In a head-to-head comparison of analyzers - particularly SAST analyzers - a lot of people want to compare raw issue counts and think that tells the whole story. But that's like believing the kid who says he got his room clean in 5 minutes. You have to look a little closer to find the truth.

Let's start by assuming you're dealing with comparable rule sets. Then, when the issue counts don't match up, and you're looking at issues that are missing from one analyzer but reported by the other, the main thing to consider is: are the reports True Positives? For instance, we were asked once about a "missing" CWE-117 (Improper Output Neutralization for Logs) issue that was raised by another analyzer but not by us. Had we missed it? No, actually. Followup revealed that

we’ve deliberately disabled raising an issue when HttpServletRequest.getHeader() is coupled with logging. The danger of “log injection” comes from the potential to introduce newline characters that can then be combined with a fake log message to trick someone into inappropriate action. Since HTTP headers can’t contain newlines, there’s no risk in this case.

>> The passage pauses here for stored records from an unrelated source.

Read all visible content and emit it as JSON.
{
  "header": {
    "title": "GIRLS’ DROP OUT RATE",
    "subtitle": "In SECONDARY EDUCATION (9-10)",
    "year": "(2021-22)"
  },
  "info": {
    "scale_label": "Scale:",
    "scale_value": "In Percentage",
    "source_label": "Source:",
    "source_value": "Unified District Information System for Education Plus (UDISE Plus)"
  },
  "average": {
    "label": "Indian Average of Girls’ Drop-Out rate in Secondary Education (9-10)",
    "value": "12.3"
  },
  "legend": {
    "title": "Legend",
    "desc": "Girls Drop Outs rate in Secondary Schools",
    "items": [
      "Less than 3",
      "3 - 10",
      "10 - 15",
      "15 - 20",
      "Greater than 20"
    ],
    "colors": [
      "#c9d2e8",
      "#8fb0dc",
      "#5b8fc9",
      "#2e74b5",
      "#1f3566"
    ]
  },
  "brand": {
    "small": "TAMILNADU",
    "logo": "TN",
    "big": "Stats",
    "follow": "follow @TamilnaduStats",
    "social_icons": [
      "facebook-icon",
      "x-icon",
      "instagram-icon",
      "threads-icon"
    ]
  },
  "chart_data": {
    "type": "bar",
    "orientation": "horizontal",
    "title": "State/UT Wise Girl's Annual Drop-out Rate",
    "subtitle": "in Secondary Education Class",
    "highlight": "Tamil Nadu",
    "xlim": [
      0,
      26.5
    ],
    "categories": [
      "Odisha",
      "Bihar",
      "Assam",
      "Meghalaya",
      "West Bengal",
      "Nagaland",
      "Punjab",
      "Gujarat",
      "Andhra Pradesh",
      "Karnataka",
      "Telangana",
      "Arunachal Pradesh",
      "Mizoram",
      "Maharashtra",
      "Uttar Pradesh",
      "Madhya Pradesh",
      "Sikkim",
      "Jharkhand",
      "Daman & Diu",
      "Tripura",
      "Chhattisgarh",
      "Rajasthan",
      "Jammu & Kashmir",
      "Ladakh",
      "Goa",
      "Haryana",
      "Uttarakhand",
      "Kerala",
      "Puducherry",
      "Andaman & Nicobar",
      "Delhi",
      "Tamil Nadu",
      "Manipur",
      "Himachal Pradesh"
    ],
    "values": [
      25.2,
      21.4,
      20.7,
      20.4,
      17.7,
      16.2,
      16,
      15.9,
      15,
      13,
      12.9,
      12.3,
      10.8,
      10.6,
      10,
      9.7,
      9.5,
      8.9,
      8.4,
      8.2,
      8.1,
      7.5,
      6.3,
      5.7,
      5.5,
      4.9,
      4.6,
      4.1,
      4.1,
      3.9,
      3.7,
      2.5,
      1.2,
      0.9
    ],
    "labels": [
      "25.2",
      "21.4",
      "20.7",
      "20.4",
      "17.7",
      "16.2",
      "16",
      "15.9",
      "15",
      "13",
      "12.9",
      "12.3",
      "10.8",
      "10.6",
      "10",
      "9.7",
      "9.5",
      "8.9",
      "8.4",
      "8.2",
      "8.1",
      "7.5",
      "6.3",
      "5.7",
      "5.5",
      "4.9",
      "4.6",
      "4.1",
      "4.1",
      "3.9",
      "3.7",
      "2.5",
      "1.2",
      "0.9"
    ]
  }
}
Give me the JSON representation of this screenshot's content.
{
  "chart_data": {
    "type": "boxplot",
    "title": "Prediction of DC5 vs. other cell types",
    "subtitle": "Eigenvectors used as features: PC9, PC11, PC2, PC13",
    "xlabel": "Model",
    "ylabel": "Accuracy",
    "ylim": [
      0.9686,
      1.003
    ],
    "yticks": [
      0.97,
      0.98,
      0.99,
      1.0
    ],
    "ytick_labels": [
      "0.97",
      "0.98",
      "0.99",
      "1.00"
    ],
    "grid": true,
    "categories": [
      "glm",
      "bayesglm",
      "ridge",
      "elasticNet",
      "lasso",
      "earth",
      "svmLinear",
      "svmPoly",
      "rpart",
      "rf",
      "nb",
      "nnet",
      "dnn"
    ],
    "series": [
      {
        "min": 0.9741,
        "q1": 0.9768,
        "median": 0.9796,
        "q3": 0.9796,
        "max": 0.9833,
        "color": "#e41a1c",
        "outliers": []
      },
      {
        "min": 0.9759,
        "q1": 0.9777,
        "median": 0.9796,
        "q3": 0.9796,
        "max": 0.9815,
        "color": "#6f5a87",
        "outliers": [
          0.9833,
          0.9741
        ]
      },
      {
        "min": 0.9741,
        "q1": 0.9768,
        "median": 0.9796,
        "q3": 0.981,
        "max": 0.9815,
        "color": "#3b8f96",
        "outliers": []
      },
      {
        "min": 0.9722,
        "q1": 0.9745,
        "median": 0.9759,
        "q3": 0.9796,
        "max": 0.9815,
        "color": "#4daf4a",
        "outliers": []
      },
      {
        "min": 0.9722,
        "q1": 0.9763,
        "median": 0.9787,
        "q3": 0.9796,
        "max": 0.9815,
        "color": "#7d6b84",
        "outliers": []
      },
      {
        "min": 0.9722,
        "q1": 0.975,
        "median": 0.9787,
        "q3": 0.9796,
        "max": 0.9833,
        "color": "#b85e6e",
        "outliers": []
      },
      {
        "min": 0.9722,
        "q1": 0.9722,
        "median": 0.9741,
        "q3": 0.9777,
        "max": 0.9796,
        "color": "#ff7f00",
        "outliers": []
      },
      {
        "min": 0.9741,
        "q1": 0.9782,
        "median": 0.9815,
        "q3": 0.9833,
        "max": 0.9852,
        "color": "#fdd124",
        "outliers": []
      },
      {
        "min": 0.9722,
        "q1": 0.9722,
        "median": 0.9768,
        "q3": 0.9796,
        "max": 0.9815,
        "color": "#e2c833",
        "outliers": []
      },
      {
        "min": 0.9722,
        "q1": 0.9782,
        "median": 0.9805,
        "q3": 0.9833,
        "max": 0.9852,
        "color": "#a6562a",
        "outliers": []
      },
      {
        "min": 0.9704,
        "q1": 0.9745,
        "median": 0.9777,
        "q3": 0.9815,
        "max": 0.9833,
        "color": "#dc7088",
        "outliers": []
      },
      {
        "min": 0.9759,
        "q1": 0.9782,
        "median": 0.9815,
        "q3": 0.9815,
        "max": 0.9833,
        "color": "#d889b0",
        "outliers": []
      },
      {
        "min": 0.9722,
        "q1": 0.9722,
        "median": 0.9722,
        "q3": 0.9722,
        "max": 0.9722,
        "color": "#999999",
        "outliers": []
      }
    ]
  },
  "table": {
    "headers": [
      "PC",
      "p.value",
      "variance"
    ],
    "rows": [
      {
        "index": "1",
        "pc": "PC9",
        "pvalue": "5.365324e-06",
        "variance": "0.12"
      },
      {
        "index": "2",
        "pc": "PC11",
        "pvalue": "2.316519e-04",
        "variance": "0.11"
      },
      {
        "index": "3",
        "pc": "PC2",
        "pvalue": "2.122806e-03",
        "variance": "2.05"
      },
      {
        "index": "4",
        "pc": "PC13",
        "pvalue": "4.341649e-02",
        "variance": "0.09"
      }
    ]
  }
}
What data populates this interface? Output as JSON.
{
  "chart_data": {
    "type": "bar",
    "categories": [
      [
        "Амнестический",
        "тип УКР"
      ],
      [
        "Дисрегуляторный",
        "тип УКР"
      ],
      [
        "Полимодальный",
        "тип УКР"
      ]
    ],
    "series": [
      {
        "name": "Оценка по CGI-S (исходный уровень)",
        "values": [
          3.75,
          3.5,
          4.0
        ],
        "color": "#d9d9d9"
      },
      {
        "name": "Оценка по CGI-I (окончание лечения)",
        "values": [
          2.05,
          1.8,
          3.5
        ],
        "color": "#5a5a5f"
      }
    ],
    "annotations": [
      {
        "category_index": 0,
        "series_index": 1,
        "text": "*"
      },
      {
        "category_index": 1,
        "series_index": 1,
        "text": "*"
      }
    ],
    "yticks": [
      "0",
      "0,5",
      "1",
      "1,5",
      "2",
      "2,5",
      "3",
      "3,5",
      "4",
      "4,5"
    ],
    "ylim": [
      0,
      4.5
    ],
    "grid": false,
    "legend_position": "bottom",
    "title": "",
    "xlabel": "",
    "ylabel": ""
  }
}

We weren't reporting the issue on purpose. In fact, we've done a lot of work to squelch false positives in general, so developers don't waste time with them. We've also made a deliberate decision to segregate reporting of vulnerabilities (i.e. something is wrong; this should be fixed) from Security Hotspots (i.e. things could go wrong under certain circumstances and human review is needed). So raw issue counts are rarely likely to tell the whole story.

Apples to oranges

Any time you do a comparison you have to be aware of the degree to which you are or are not comparing like items in equivalent environments. There's work you can do on the front end to level the playing field and reduce what I'll call external differences - making sure analysis scope and resources are the same. And then there are the intrinsic differences that can't be "leveled". 

In fact, it's nearly impossible to do an apples-to-apples comparison of SonarQube or SonarCloud with another analyzer. With our multi-language, multi-domain analysis, we're not like any other analyzer on the market. And ignoring those differences overlooks the value our analysis brings.